With the burgeoning popularity of industrial home design, Artistroom looks at personalising each industrial interior with a unique twist.
In this 5-room HDB flat, the design team adopted a Scandinavian mentality when doing up the spaces.
They started by hacking away the walls and giving the interior a young, sprightly personality with a subtle industrial edge.
Every corner of this flat has been put to good use – even the space by the window has been utilised. Here, the designers created a ledge that works as a study desk.
Particularly of note in this living room is their choice of furniture. A sanguine red sofa adds eye-catching colour to the mainly black, white and wood scheme, and is complemented by a rainbow of scatter cushions. In any open-concept home, it’s important to visually demarcate each space and, in this case, they ran a cream-coloured rug on the living room floor to clearly mark the boundaries of the space.
The spaciousness of this home was achieved after major reconstruction by the design team. Walls were torn down, rooms were combined and the layout was drastically altered to achieve this bright and spacious interior.
The living area, dining room and kitchen all sit comfortably next to one another in a design that’s reminiscent of a loft-style apartment.
The black conduits that snake across the ceiling also add to the industrial vibe.
Now that the kitchen is free from the walls that used to confine it, Artistroom wanted to make it the star of the home. Its prime position in the apartment means that the homeowner can see every corner of the communal space while standing in the kitchen.
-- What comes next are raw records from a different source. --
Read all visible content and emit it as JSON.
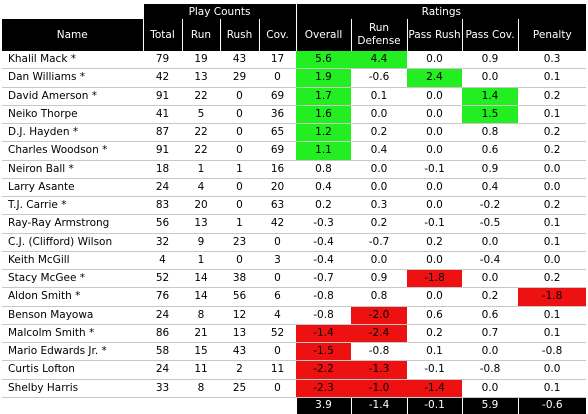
{
  "group_headers": {
    "play_counts": "Play Counts",
    "ratings": "Ratings"
  },
  "columns": [
    "Name",
    "Total",
    "Run",
    "Rush",
    "Cov.",
    "Overall",
    "Run Defense",
    "Pass Rush",
    "Pass Cov.",
    "Penalty"
  ],
  "colors": {
    "positive": "#22ee22",
    "negative": "#ee1111",
    "header_bg": "#000000"
  },
  "rows": [
    {
      "name": "Khalil Mack *",
      "total": "79",
      "run": "19",
      "rush": "43",
      "cov": "17",
      "overall": "5.6",
      "run_def": "4.4",
      "pass_rush": "0.0",
      "pass_cov": "0.9",
      "penalty": "0.3",
      "hl": {
        "overall": "g",
        "run_def": "g"
      }
    },
    {
      "name": "Dan Williams *",
      "total": "42",
      "run": "13",
      "rush": "29",
      "cov": "0",
      "overall": "1.9",
      "run_def": "-0.6",
      "pass_rush": "2.4",
      "pass_cov": "0.0",
      "penalty": "0.1",
      "hl": {
        "overall": "g",
        "pass_rush": "g"
      }
    },
    {
      "name": "David Amerson *",
      "total": "91",
      "run": "22",
      "rush": "0",
      "cov": "69",
      "overall": "1.7",
      "run_def": "0.1",
      "pass_rush": "0.0",
      "pass_cov": "1.4",
      "penalty": "0.2",
      "hl": {
        "overall": "g",
        "pass_cov": "g"
      }
    },
    {
      "name": "Neiko Thorpe",
      "total": "41",
      "run": "5",
      "rush": "0",
      "cov": "36",
      "overall": "1.6",
      "run_def": "0.0",
      "pass_rush": "0.0",
      "pass_cov": "1.5",
      "penalty": "0.1",
      "hl": {
        "overall": "g",
        "pass_cov": "g"
      }
    },
    {
      "name": "D.J. Hayden *",
      "total": "87",
      "run": "22",
      "rush": "0",
      "cov": "65",
      "overall": "1.2",
      "run_def": "0.2",
      "pass_rush": "0.0",
      "pass_cov": "0.8",
      "penalty": "0.2",
      "hl": {
        "overall": "g"
      }
    },
    {
      "name": "Charles Woodson *",
      "total": "91",
      "run": "22",
      "rush": "0",
      "cov": "69",
      "overall": "1.1",
      "run_def": "0.4",
      "pass_rush": "0.0",
      "pass_cov": "0.6",
      "penalty": "0.2",
      "hl": {
        "overall": "g"
      }
    },
    {
      "name": "Neiron Ball *",
      "total": "18",
      "run": "1",
      "rush": "1",
      "cov": "16",
      "overall": "0.8",
      "run_def": "0.0",
      "pass_rush": "-0.1",
      "pass_cov": "0.9",
      "penalty": "0.0",
      "hl": {}
    },
    {
      "name": "Larry Asante",
      "total": "24",
      "run": "4",
      "rush": "0",
      "cov": "20",
      "overall": "0.4",
      "run_def": "0.0",
      "pass_rush": "0.0",
      "pass_cov": "0.4",
      "penalty": "0.0",
      "hl": {}
    },
    {
      "name": "T.J. Carrie *",
      "total": "83",
      "run": "20",
      "rush": "0",
      "cov": "63",
      "overall": "0.2",
      "run_def": "0.3",
      "pass_rush": "0.0",
      "pass_cov": "-0.2",
      "penalty": "0.2",
      "hl": {}
    },
    {
      "name": "Ray-Ray Armstrong",
      "total": "56",
      "run": "13",
      "rush": "1",
      "cov": "42",
      "overall": "-0.3",
      "run_def": "0.2",
      "pass_rush": "-0.1",
      "pass_cov": "-0.5",
      "penalty": "0.1",
      "hl": {}
    },
    {
      "name": "C.J. (Clifford) Wilson",
      "total": "32",
      "run": "9",
      "rush": "23",
      "cov": "0",
      "overall": "-0.4",
      "run_def": "-0.7",
      "pass_rush": "0.2",
      "pass_cov": "0.0",
      "penalty": "0.1",
      "hl": {}
    },
    {
      "name": "Keith McGill",
      "total": "4",
      "run": "1",
      "rush": "0",
      "cov": "3",
      "overall": "-0.4",
      "run_def": "0.0",
      "pass_rush": "0.0",
      "pass_cov": "-0.4",
      "penalty": "0.0",
      "hl": {}
    },
    {
      "name": "Stacy McGee *",
      "total": "52",
      "run": "14",
      "rush": "38",
      "cov": "0",
      "overall": "-0.7",
      "run_def": "0.9",
      "pass_rush": "-1.8",
      "pass_cov": "0.0",
      "penalty": "0.2",
      "hl": {
        "pass_rush": "r"
      }
    },
    {
      "name": "Aldon Smith *",
      "total": "76",
      "run": "14",
      "rush": "56",
      "cov": "6",
      "overall": "-0.8",
      "run_def": "0.8",
      "pass_rush": "0.0",
      "pass_cov": "0.2",
      "penalty": "-1.8",
      "hl": {
        "penalty": "r"
      }
    },
    {
      "name": "Benson Mayowa",
      "total": "24",
      "run": "8",
      "rush": "12",
      "cov": "4",
      "overall": "-0.8",
      "run_def": "-2.0",
      "pass_rush": "0.6",
      "pass_cov": "0.6",
      "penalty": "0.1",
      "hl": {
        "run_def": "r"
      }
    },
    {
      "name": "Malcolm Smith *",
      "total": "86",
      "run": "21",
      "rush": "13",
      "cov": "52",
      "overall": "-1.4",
      "run_def": "-2.4",
      "pass_rush": "0.2",
      "pass_cov": "0.7",
      "penalty": "0.1",
      "hl": {
        "overall": "r",
        "run_def": "r"
      }
    },
    {
      "name": "Mario Edwards Jr. *",
      "total": "58",
      "run": "15",
      "rush": "43",
      "cov": "0",
      "overall": "-1.5",
      "run_def": "-0.8",
      "pass_rush": "0.1",
      "pass_cov": "0.0",
      "penalty": "-0.8",
      "hl": {
        "overall": "r"
      }
    },
    {
      "name": "Curtis Lofton",
      "total": "24",
      "run": "11",
      "rush": "2",
      "cov": "11",
      "overall": "-2.2",
      "run_def": "-1.3",
      "pass_rush": "-0.1",
      "pass_cov": "-0.8",
      "penalty": "0.0",
      "hl": {
        "overall": "r",
        "run_def": "r"
      }
    },
    {
      "name": "Shelby Harris",
      "total": "33",
      "run": "8",
      "rush": "25",
      "cov": "0",
      "overall": "-2.3",
      "run_def": "-1.0",
      "pass_rush": "-1.4",
      "pass_cov": "0.0",
      "penalty": "0.1",
      "hl": {
        "overall": "r",
        "run_def": "r",
        "pass_rush": "r"
      }
    }
  ],
  "totals": {
    "overall": "3.9",
    "run_def": "-1.4",
    "pass_rush": "-0.1",
    "pass_cov": "5.9",
    "penalty": "-0.6"
  }
}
The designers built a single galley using light blonde laminates that run along the back of the kitchen. They then clad the rest of the wall with white mosaic tiles and black grouting for a traditional café look. A long bar counter runs parallel to the cabinets, visually marking where the kitchen ends and the living room begins.
Two In One
Part of Artistroom’s plan to rejuvenate this apartment was to merge two rooms into a bedroom suite. The sleeping quarters remain petite but a large opening leads into the adjacent room, which has been converted into an en suite walk-in wardrobe and bathroom.
They also installed a sliding glass door – complete with a black steel frame and doorjamb – in case the owners want to close off the room.
Tales of Texture
Unlike the living spaces, this impressive wardrobe and bathroom space flaunts the more rustic side of Scandinavian design. This includes laminates that mimic aged wood on the sliding wardrobe doors and a stretch of Peranakan-style tiles on the floor. The rest of the walls and floors are covered in dark tiles to bring out the cosy ambience the homeowners requested.
A luxuriously long vanity counter now runs the length of the bathroom, providing more than ample space for the owners’ lotions and potions. No doubt, it is a space that one can enjoy lingering in at the start or end of the day.